Alas, all these country folk are in cahoots with each other. The nice guy at the service station takes her back to the decrepit house where Pussyface and the hitchhiker are waiting. She escapes and finds an old couple passed out in a little-used section of the house. Apparently this section of the house is multi-purpose, because they keep old passed out people in the same place as the chickens, blowup dolls and random dildos. While attempting to wake the man, he starts nibbling on her breast and for some odd reason she wakes them both up and let's them screw each other like rabbits while she jerks off in a corner, staring at one of the chickens. Okaaaaaay.

Our heroine then wakes up at the dinner table with the gas station dude, the hitchhiker, Pussyface and grandpa from the previous scene, who is supposed to be green and rotting. For some weird reason, she now decides that she must scream every sentence, and that the dildos that are hung from the walls have made her insatiably horny. For some weirder reason, they decide that Grandpa gets to do the honors and they put a dildo in the hand of the dude with the green face and try to get him to screw her with a random dildo laying about. Okaaaaaaay.

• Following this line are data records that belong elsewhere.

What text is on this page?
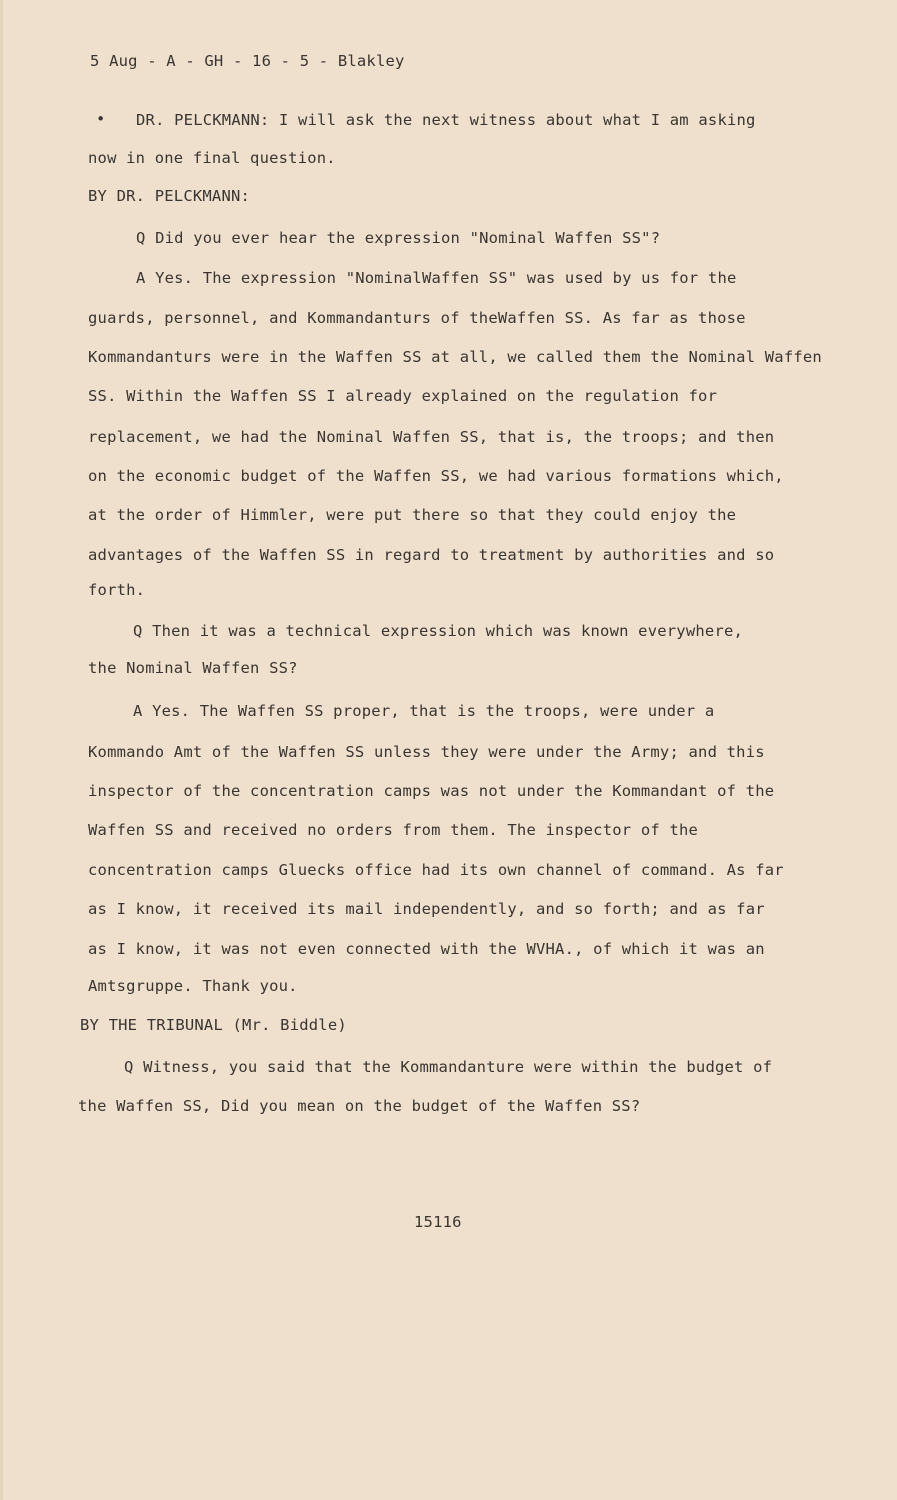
5 Aug - A - GH - 16 - 5 - Blakley
• DR. PELCKMANN: I will ask the next witness about what I am asking
now in one final question.
BY DR. PELCKMANN:
Q Did you ever hear the expression "Nominal Waffen SS"?
A Yes. The expression "NominalWaffen SS" was used by us for the
guards, personnel, and Kommandanturs of theWaffen SS. As far as those
Kommandanturs were in the Waffen SS at all, we called them the Nominal Waffen
SS. Within the Waffen SS I already explained on the regulation for
replacement, we had the Nominal Waffen SS, that is, the troops; and then
on the economic budget of the Waffen SS, we had various formations which,
at the order of Himmler, were put there so that they could enjoy the
advantages of the Waffen SS in regard to treatment by authorities and so
forth.
Q Then it was a technical expression which was known everywhere,
the Nominal Waffen SS?
A Yes. The Waffen SS proper, that is the troops, were under a
Kommando Amt of the Waffen SS unless they were under the Army; and this
inspector of the concentration camps was not under the Kommandant of the
Waffen SS and received no orders from them. The inspector of the
concentration camps Gluecks office had its own channel of command. As far
as I know, it received its mail independently, and so forth; and as far
as I know, it was not even connected with the WVHA., of which it was an
Amtsgruppe. Thank you.
BY THE TRIBUNAL (Mr. Biddle)
Q Witness, you said that the Kommandanture were within the budget of
the Waffen SS, Did you mean on the budget of the Waffen SS?
15116
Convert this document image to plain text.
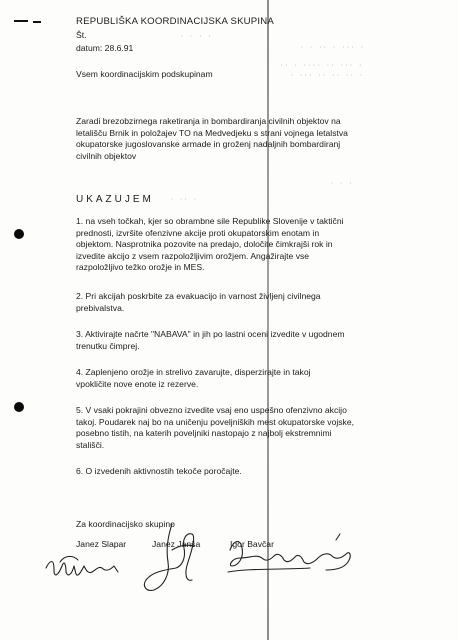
· · ·· · ··· ·
·· · ···· ·· ··· ·
· ··· ·· ·· ·· ·
· · · ·
· ·· ·
· · ·
REPUBLIŠKA KOORDINACIJSKA SKUPINA
Št.
datum: 28.6.91
Vsem koordinacijskim podskupinam
Zaradi brezobzirnega raketiranja in bombardiranja civilnih objektov na
letališču Brnik in položajev TO na Medvedjeku s strani vojnega letalstva
okupatorske jugoslovanske armade in groženj nadaljnih bombardiranj
civilnih objektov
UKAZUJEM
1. na vseh točkah, kjer so obrambne sile Republike Slovenije v taktični
prednosti, izvršite ofenzivne akcije proti okupatorskim enotam in
objektom. Nasprotnika pozovite na predajo, določite čimkrajši rok in
izvedite akcijo z vsem razpoložljivim orožjem. Angažirajte vse
razpoložljivo težko orožje in MES.
2. Pri akcijah poskrbite za evakuacijo in varnost življenj civilnega
prebivalstva.
3. Aktivirajte načrte "NABAVA" in jih po lastni oceni izvedite v ugodnem
trenutku čimprej.
4. Zaplenjeno orožje in strelivo zavarujte, disperzirajte in takoj
vpokličite nove enote iz rezerve.
5. V vsaki pokrajini obvezno izvedite vsaj eno uspešno ofenzivno akcijo
takoj. Poudarek naj bo na uničenju poveljniških mest okupatorske vojske,
posebno tistih, na katerih poveljniki nastopajo z najbolj ekstremnimi
stališči.
6. O izvedenih aktivnostih tekoče poročajte.
Za koordinacijsko skupino
Janez Slapar	Janez Janša	Igor Bavčar
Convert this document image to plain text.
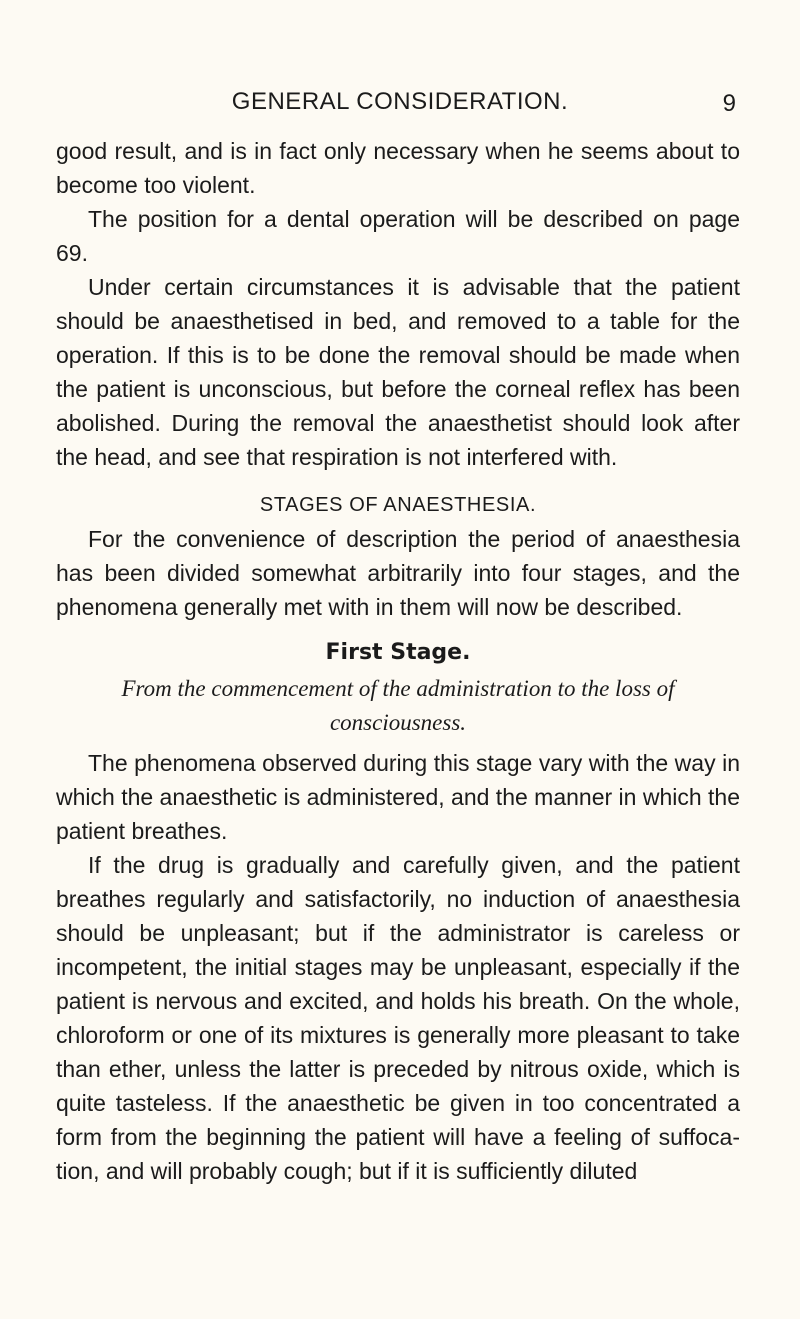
GENERAL CONSIDERATION.	9

good result, and is in fact only necessary when he seems about to become too violent.

The position for a dental operation will be described on page 69.

Under certain circumstances it is advisable that the patient should be anaesthetised in bed, and removed to a table for the operation. If this is to be done the removal should be made when the patient is unconscious, but before the corneal reflex has been abolished. During the removal the anaesthetist should look after the head, and see that respiration is not interfered with.

STAGES OF ANAESTHESIA.

For the convenience of description the period of anaesthesia has been divided somewhat arbitrarily into four stages, and the phenomena generally met with in them will now be described.

First Stage.
From the commencement of the administration to the loss of consciousness.

The phenomena observed during this stage vary with the way in which the anaesthetic is administered, and the manner in which the patient breathes.

If the drug is gradually and carefully given, and the patient breathes regularly and satisfactorily, no induction of anaesthesia should be unpleasant; but if the administrator is careless or incompetent, the initial stages may be unpleasant, especially if the patient is nervous and excited, and holds his breath. On the whole, chloroform or one of its mixtures is generally more pleasant to take than ether, unless the latter is preceded by nitrous oxide, which is quite tasteless. If the anaesthetic be given in too concentrated a form from the beginning the patient will have a feeling of suffocation, and will probably cough; but if it is sufficiently diluted
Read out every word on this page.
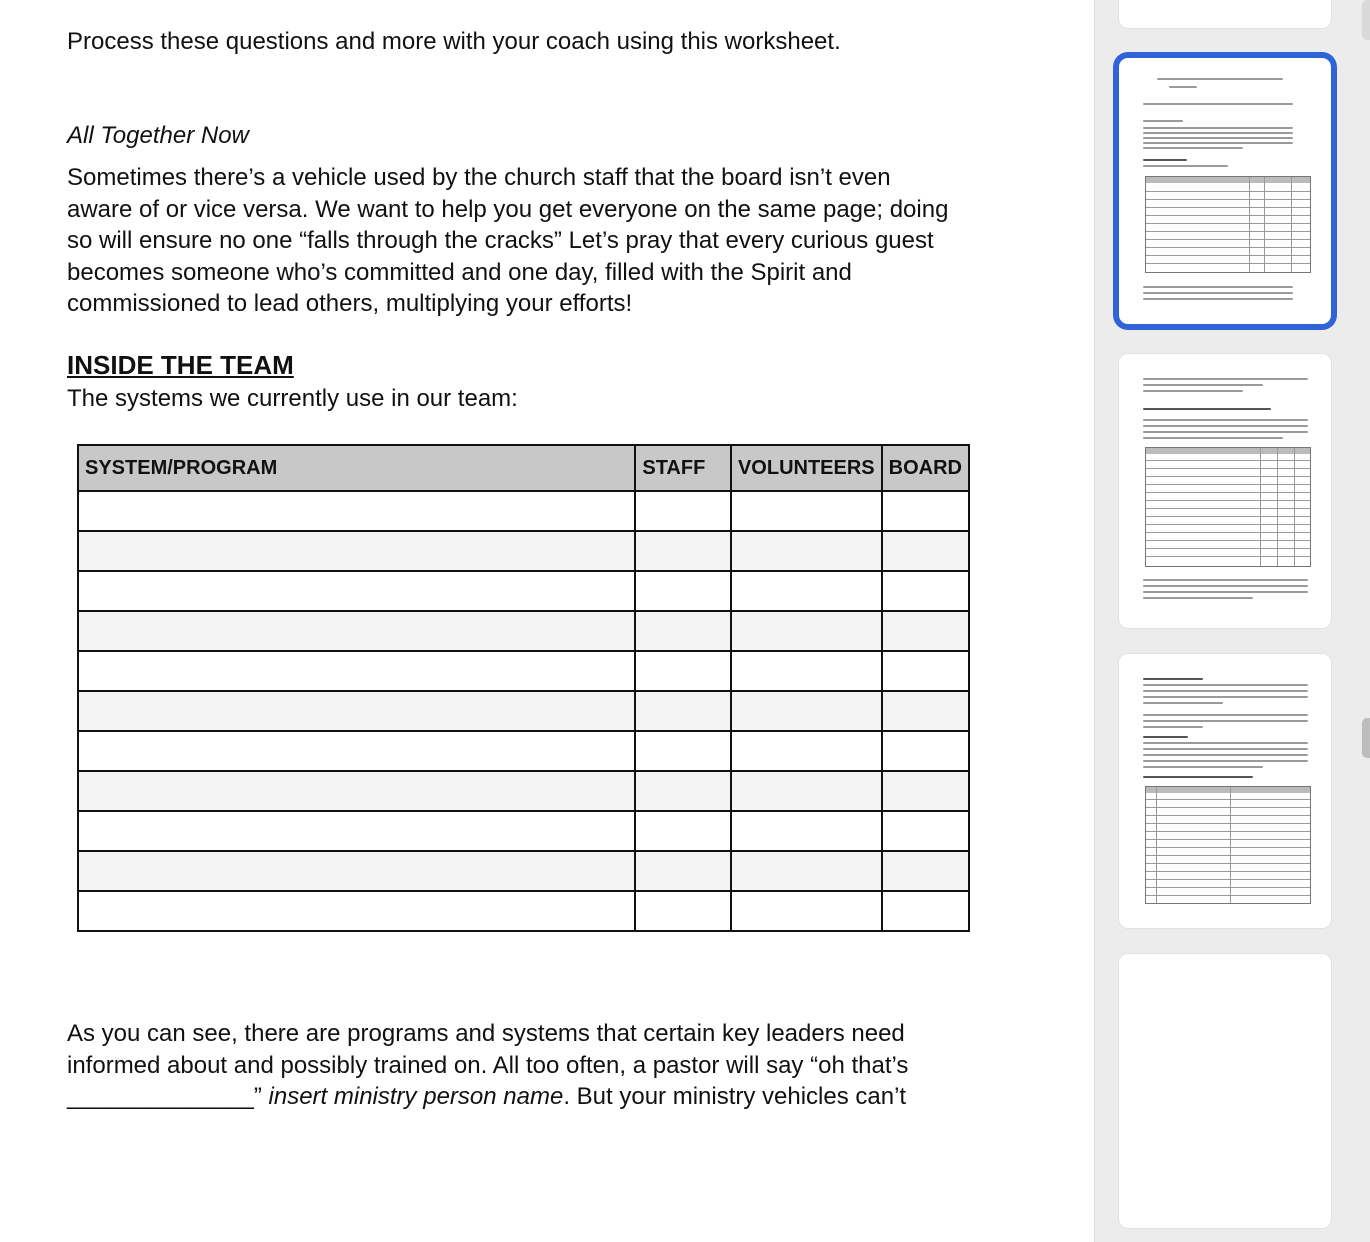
Process these questions and more with your coach using this worksheet.

All Together Now

Sometimes there’s a vehicle used by the church staff that the board isn’t even aware of or vice versa. We want to help you get everyone on the same page; doing so will ensure no one “falls through the cracks” Let’s pray that every curious guest becomes someone who’s committed and one day, filled with the Spirit and commissioned to lead others, multiplying your efforts!

INSIDE THE TEAM

The systems we currently use in our team:

SYSTEM/PROGRAM	STAFF	VOLUNTEERS	BOARD

As you can see, there are programs and systems that certain key leaders need informed about and possibly trained on. All too often, a pastor will say “oh that’s ______________” insert ministry person name. But your ministry vehicles can’t
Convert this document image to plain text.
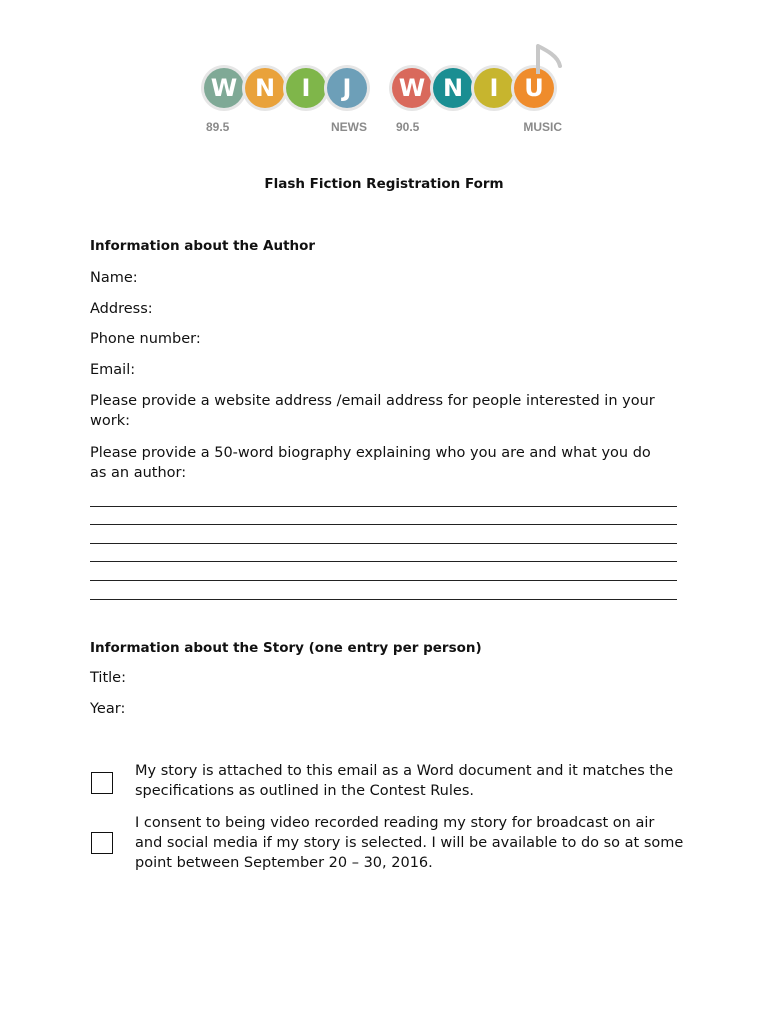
W N	I	J
89.5	NEWS
W N	I	U
90.5	MUSIC
Flash Fiction Registration Form
Information about the Author
Name:
Address:
Phone number:
Email:
Please provide a website address /email address for people interested in your work:
Please provide a 50-word biography explaining who you are and what you do as an author:
Information about the Story (one entry per person)
Title:
Year:
My story is attached to this email as a Word document and it matches the specifications as outlined in the Contest Rules.
I consent to being video recorded reading my story for broadcast on air and social media if my story is selected. I will be available to do so at some point between September 20 – 30, 2016.
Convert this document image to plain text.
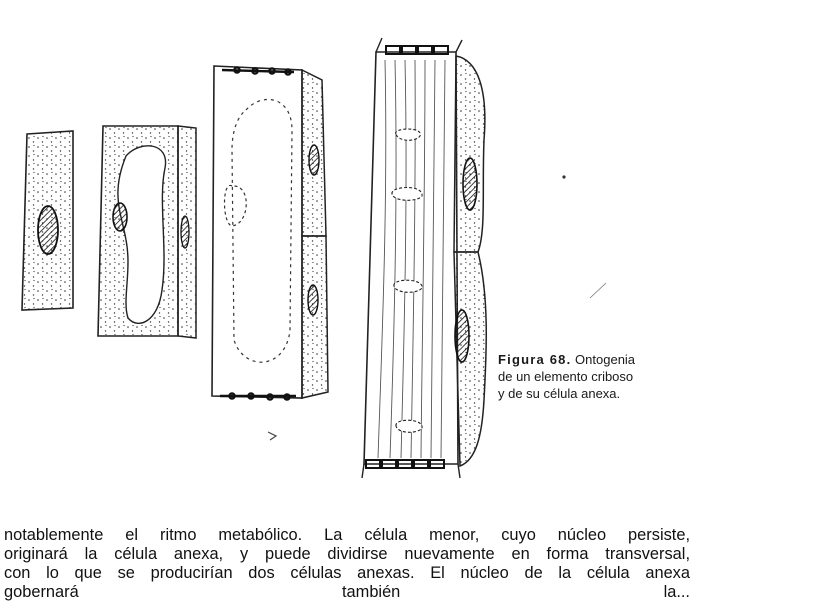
Figura 68. Ontogenia
de un elemento criboso
y de su célula anexa.
notablemente el ritmo metabólico. La célula menor, cuyo núcleo persiste,
originará la célula anexa, y puede dividirse nuevamente en forma transversal,
con lo que se producirían dos células anexas. El núcleo de la célula anexa
gobernará también la...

She escapes to the outside world, whereupon she is beset by four women with strap-on dildos. She is trapped, and they all start poking and prodding and licking and sucking and hanging from the trees to give blowjobs. Did I mention that the gas station dude, Pussyface, the hitchhiker and grandpa all show up to help fill in holes? Our heroine has a mind-shattering orgasm and then runs away from the orgy, chased by Pussyface and the hitchhiker with the grape Ne-Hi for a face. One gets run over by a truck and she leaps into the back of a pickup and escapes. We fade to black as we see Pussyface standing in the middle of the street, swinging the chainsaw dildo. Okaaaaaaay.

As I'm sure you can tell, this plot made no fucking sense, whatsoever. It bears passing resemblance to the cult movie, but "passing" really means "passing you by." There is a lot of growling and making weird noises, but it has all the erotic energy of the psycho ward. Not okaaaaaaay.